1) Presence is more important than presents. Time and attention will cover a multitude of ills. When little kids want things or act up, it is often an attempt to fill a vacant place inside. Being together, talking things out, reading stories together (you read the higher level ones – they “read” the picture books) and working, playing & praying side by side brings light to the deepest, darkest places of the soul.
2) Discipline is not supposed to mean losing control in a screaming fit. Discipline means good habits endorsed by routine. It is easier to get kids to bed on time if you have a consistent pattern: Wash up, brush teeth, story time, prayer time, into bed. It is easier to get kids to come when called, if you actually do what you say you are going to do and not keep them waiting. Set the example by being self disciplined in your own food, entertainment and other choices.
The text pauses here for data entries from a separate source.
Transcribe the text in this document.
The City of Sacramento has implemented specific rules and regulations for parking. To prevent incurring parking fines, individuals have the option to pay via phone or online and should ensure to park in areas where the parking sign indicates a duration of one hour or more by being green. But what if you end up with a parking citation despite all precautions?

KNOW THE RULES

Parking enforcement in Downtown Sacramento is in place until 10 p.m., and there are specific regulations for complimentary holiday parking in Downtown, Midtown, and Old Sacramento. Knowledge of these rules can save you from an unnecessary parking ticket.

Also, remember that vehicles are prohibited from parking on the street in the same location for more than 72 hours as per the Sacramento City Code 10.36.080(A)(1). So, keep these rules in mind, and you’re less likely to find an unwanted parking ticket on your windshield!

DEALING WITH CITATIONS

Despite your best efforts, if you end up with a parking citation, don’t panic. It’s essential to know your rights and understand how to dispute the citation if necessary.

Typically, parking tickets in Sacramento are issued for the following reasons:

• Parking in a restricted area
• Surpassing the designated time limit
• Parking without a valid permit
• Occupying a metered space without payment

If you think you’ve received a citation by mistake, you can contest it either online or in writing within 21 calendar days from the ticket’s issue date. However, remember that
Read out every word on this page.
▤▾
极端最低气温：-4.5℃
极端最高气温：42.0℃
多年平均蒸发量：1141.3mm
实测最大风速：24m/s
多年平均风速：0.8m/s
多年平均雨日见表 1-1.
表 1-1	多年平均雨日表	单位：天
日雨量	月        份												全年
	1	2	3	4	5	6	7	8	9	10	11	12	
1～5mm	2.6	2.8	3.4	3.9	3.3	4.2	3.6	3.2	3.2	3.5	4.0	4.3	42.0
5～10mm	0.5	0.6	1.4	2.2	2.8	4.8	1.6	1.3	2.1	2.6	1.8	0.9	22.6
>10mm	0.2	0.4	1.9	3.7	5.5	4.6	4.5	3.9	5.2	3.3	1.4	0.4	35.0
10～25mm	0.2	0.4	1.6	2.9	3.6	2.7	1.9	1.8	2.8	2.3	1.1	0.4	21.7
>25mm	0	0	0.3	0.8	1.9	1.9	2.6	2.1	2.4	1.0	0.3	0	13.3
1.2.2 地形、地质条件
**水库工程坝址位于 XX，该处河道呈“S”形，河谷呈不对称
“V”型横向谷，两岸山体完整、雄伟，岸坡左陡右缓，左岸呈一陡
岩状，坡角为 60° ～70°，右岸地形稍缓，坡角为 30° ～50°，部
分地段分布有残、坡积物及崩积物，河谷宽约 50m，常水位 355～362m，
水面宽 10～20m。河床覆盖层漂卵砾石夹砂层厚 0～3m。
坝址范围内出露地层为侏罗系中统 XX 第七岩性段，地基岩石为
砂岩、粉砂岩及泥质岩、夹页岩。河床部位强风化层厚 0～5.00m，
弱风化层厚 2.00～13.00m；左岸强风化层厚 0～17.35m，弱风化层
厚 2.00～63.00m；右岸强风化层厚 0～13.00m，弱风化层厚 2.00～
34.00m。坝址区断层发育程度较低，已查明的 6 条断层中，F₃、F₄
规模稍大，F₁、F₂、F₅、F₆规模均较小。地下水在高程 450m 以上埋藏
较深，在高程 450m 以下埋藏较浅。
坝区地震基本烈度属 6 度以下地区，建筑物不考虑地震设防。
3) Food matters. Lousy food choices help make cranky kids. Fun food is fun but it should be a reward, not an everyday experience. Kids like what is familiar. Though none of my kids love spinach, they do love other vegetables, fruits, stews, salads, and whole wheat bread (especially if they are a part of the process – working in a garden and helping in the kitchen.) Meal time does not necessarily mean fancy food; simple, healthy food is sane food.
4) Everyone has a part to play. I can’t imagine our home without each of the kids. Not only would I miss their individual personalities, but they each contribute something special to the whole. #1 son happens to be very muscular – he does all the impossible jobs that make me realize that God made men differently. # 2 son is gifted with animals and helps take care of the menagerie. My eldest daughter is an outstanding student who helps everyone in scholastic need. I could go on – but you get the point. Emphasize the positive and make sure everyone contributes to the common good.
5) Your kids will grow up and meet new people, read books you never read, listen to new music, learn new ideas, and become exposed to a culture at odds with itself. Keep involved without demanding that they share everything with you. (For example: Ask what they think about the book they are reading rather than just asking what they are reading.) If they are going down a dangerous road, tell them. But remember, young adults will ultimately make their own decisions and their souls are between them and God. Let them know that you trust their good sense but if you are disappointed in their behavior, be honest. You can love your kids through anything, but respect is earned.
6) Finally, pray often and rely on the goodness of God, the holy saints, the guardian angels and those holy souls in purgatory (perhaps grandparents, friends and relatives) who really do care and will pray – if only you ask them. God will not force Himself on us or our children. He likes to be invited into our lives, hearts, and souls.
7) When things look dark and terrible, never give up. The cross is the gateway to Paradise.